Careful to move only her eyes, she sought what had caught her attention. It couldn’t have been a sound. The rumble and drone of the falling water masked all but a shout at any distance.

Had she sensed something?

Enris warned her not to use Power near Oud. He hadn’t been clear if that meant near any Oud or only certain Oud, not to mention reared-and-talking-to-your-face Oud as opposed to might-be-in-the-general-vicinity-don’t-care Oud.

A giggle worked its way up her throat, and Aryl pressed her lips together.

Avoiding the worst of the Oud’s work to keep her feet from sinking again, she walked as naturally as possible toward the Cloisters. A reasonable goal, being the only shelter outside of the shadowed grove.
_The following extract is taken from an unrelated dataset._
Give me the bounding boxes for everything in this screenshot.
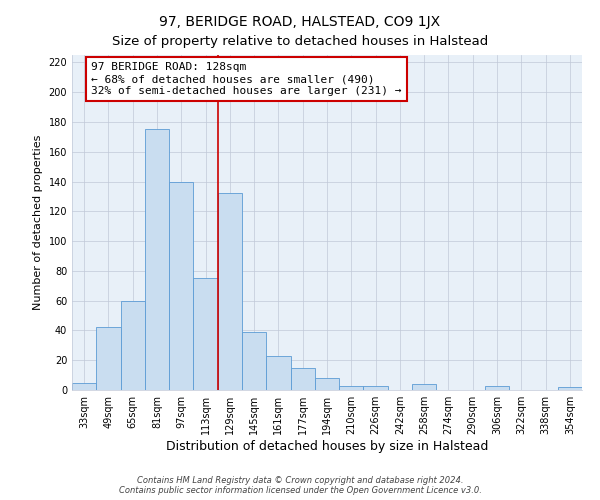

Mist hung over its round roof, distorting the shape, but the ground grew drier as she approached—farther from the waterfall and spray, though closer to the gigantic wall of rock that ended the valley. The Cloisters had stood before that rock, gleaming and full of life. Sona’s Adepts. Its age-weary Chosen, seeking peace. Newborns, to take their names and be recorded. The newly Joined, to give theirs.

There. To the side where the grove bordered the open space.

Aryl did her utmost not to react, but she was certain. Something, or someone, watched. She didn’t know how she knew—it wasn’t quite a taste. The sensation followed her, as if her watcher mirrored her steps.